First of all, whether or not the absence of any one fund manager would greatly impact the fund's performance depends on how the company's investment management process is structured. Some companies assign only one man show (a star fund manager like Chief Investment Officer) to run and call the shots while others could have different members of the investment team focusing on different asset classes or on specific sectors instead of funds.

Therefore, where it is a team effort, the leave of an individual fund manager should not impact fund performance so much. However, when the investment head leaves, there could be a difference in the funds' investment performance because the whole fund investment approach could be changed.

Besides the structure of the team and the person who is leaving, it is important to find out whether the company has set guidelines for the fund management process. Then no matter how good or bad the manager is, the process will largely determine the performance. We can't deny that the fund managers play an important role in terms of risk appetite in picking up certain stocks but the most important thing is the whole investment process. Fund managers will gather everything to assess certain risks and even if they're the designated fund manager, they get input from other members in the team.

If the investment concept and system are in place, investors will not be too worried about a fund manager leaving. Within the fund management team, there is fund management expertise, experience, knowledge and adaptability. Especially when the team is big, other members can help with the fund managing in the interim.

However, it's arguable that fund management boils down to the fund manager's decision making, because philosophy and approach aside, the fund managers still have a lot of discretion. The other party involved is the investment committee, but typically it does not dictate investment decision making except making sure that proper due diligence is done before investing and that the parameters are adhered to.

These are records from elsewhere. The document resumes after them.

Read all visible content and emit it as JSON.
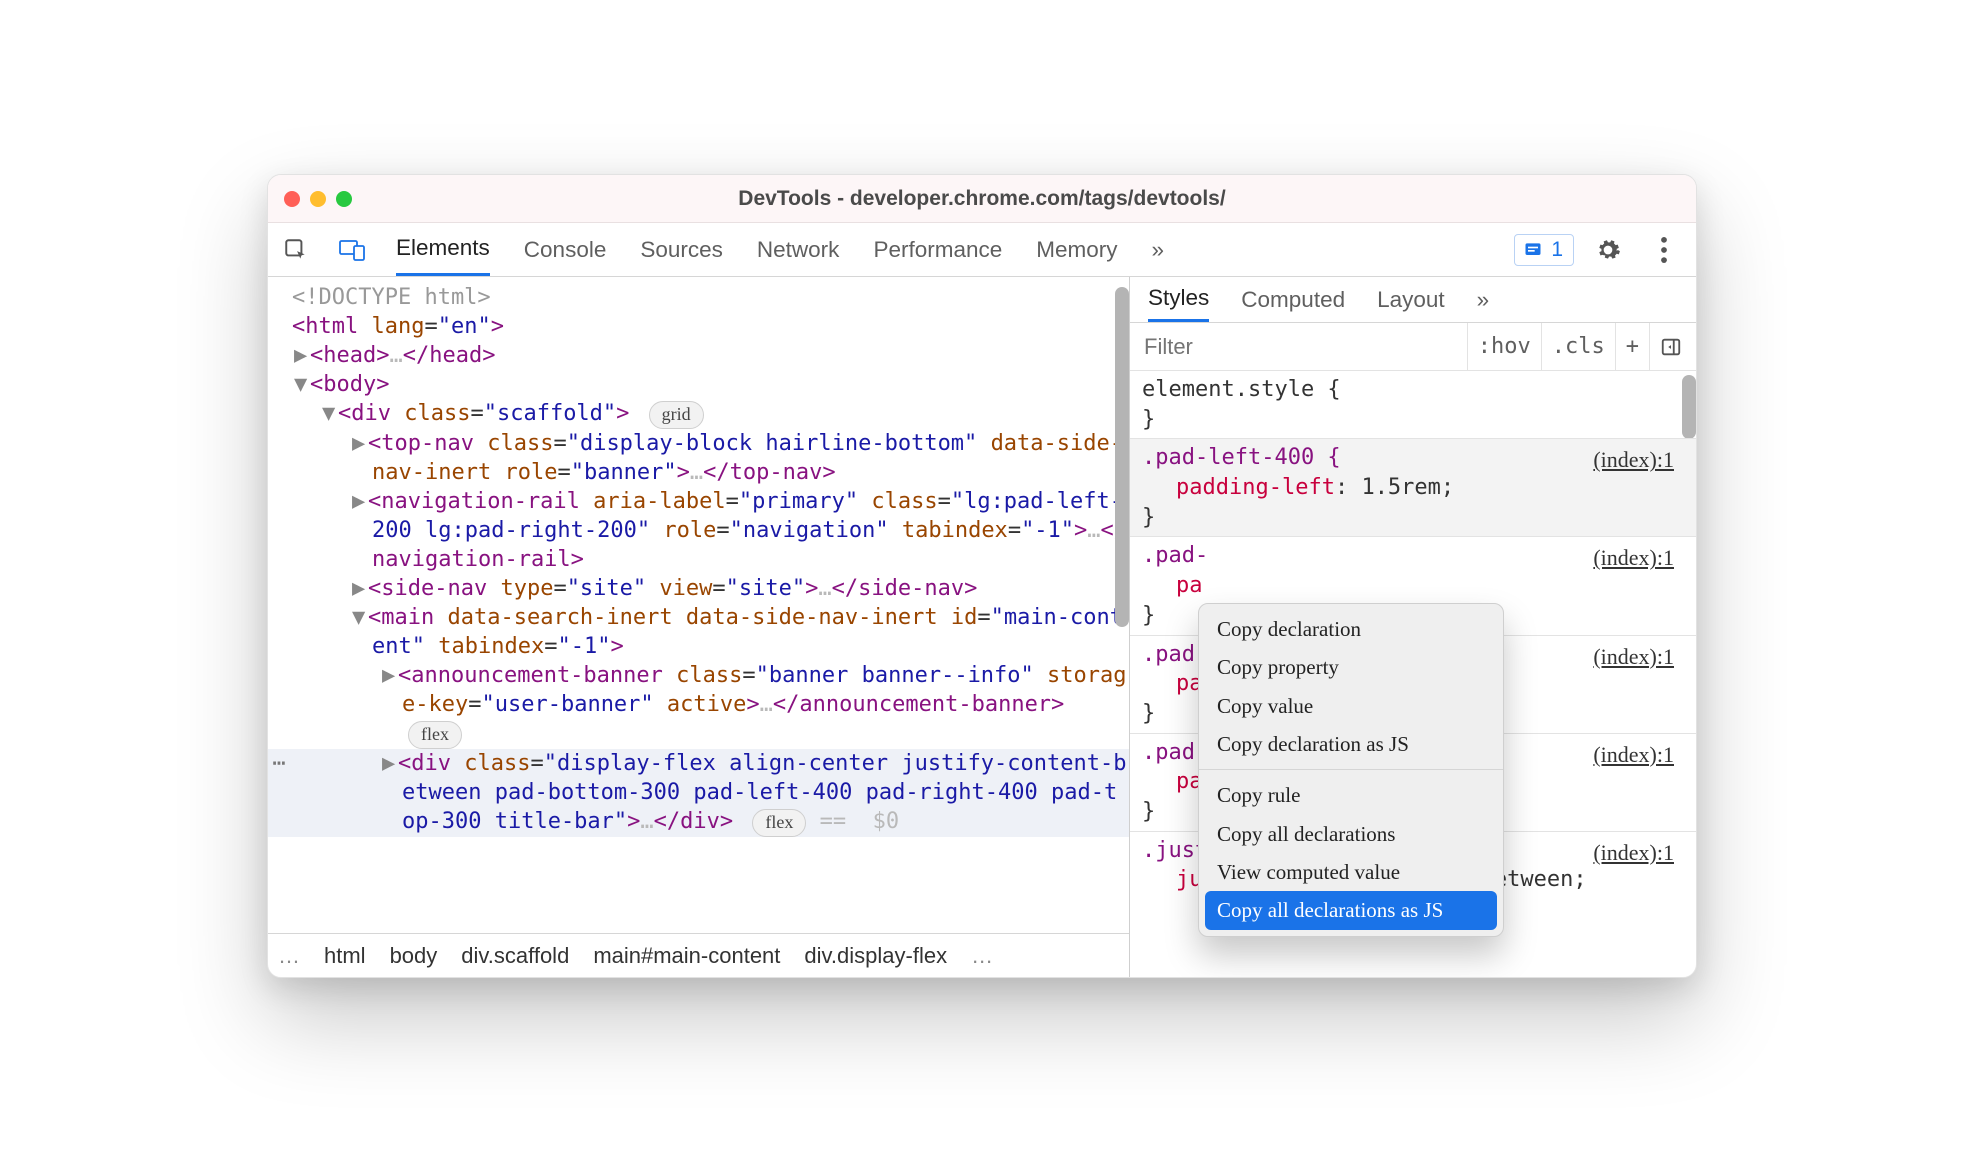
{
  "window": {
    "title": "DevTools - developer.chrome.com/tags/devtools/"
  },
  "toolbar": {
    "tabs": [
      "Elements",
      "Console",
      "Sources",
      "Network",
      "Performance",
      "Memory"
    ],
    "overflow": "»",
    "issues_count": "1"
  },
  "dom": {
    "l0": "<!DOCTYPE html>",
    "badge_grid": "grid",
    "badge_flex": "flex",
    "eq0": "==  $0"
  },
  "crumbs": {
    "ell": "…",
    "c0": "html",
    "c1": "body",
    "c2": "div.scaffold",
    "c3": "main#main-content",
    "c4": "div.display-flex",
    "ell2": "…"
  },
  "subtabs": {
    "t0": "Styles",
    "t1": "Computed",
    "t2": "Layout",
    "more": "»"
  },
  "filter": {
    "ph": "Filter",
    "hov": ":hov",
    "cls": ".cls",
    "plus": "+"
  },
  "styles": {
    "block0": {
      "sel": "element.style {",
      "close": "}"
    },
    "block1": {
      "sel": ".pad-left-400 {",
      "src": "(index):1",
      "decl_p": "padding-left",
      "decl_v": ": 1.5rem;",
      "close": "}"
    },
    "block2": {
      "sel": ".pad-",
      "src": "(index):1",
      "decl_p": "pa",
      "close": "}"
    },
    "block3": {
      "sel": ".pad-",
      "src": "(index):1",
      "decl_p": "pa",
      "close": "}"
    },
    "block4": {
      "sel": ".pad-",
      "src": "(index):1",
      "decl_p": "pa",
      "close": "}"
    },
    "block5": {
      "sel": ".justify-content-between {",
      "src": "(index):1",
      "decl_p": "justify-content",
      "decl_v": ": space-between;"
    }
  },
  "menu": {
    "m0": "Copy declaration",
    "m1": "Copy property",
    "m2": "Copy value",
    "m3": "Copy declaration as JS",
    "m4": "Copy rule",
    "m5": "Copy all declarations",
    "m6": "View computed value",
    "m7": "Copy all declarations as JS"
  }
}
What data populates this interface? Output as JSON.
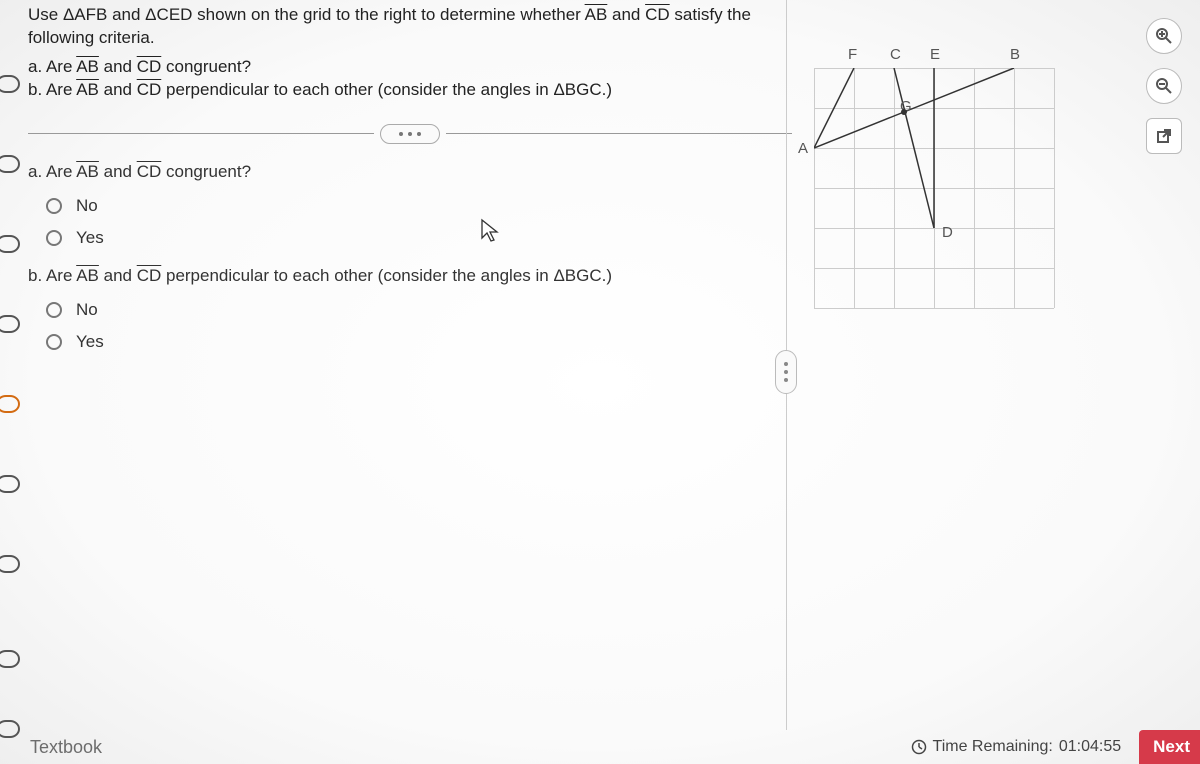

In 2004, US fund tracking company MorningStar compared funds that experienced management changes with those that kept their managers in the last decade. The result, about half maintained their performance, for better or worse. The top performing funds from 1993-2000 continued to outperform their benchmark indices regardless of management changes.

Thus, if you heard the fact that your fund manager is leaving, should you stay in or move your money?

Firstly, don't panic! If the fund has been underperforming, a new manager may actually be good news. Evaluate whether it's just a normal turnover where a single fund manager resigns, or there's a complete change in management. A change in management could mean a total revamp of the entire operations of the fund management company. The objectives and investment strategy could be totally different. It's important to determine if the policies are still within the investors' investment objectives. If it differs, then you can opt to leave.

If you've decided to stay in, keep an eye on the fund's performance. Industry players say it takes about six months to a year before you can tell whether the new fund manager can perform.

Last but not least, if you are a new investor and you have not made any return, it is probably not very wise to move.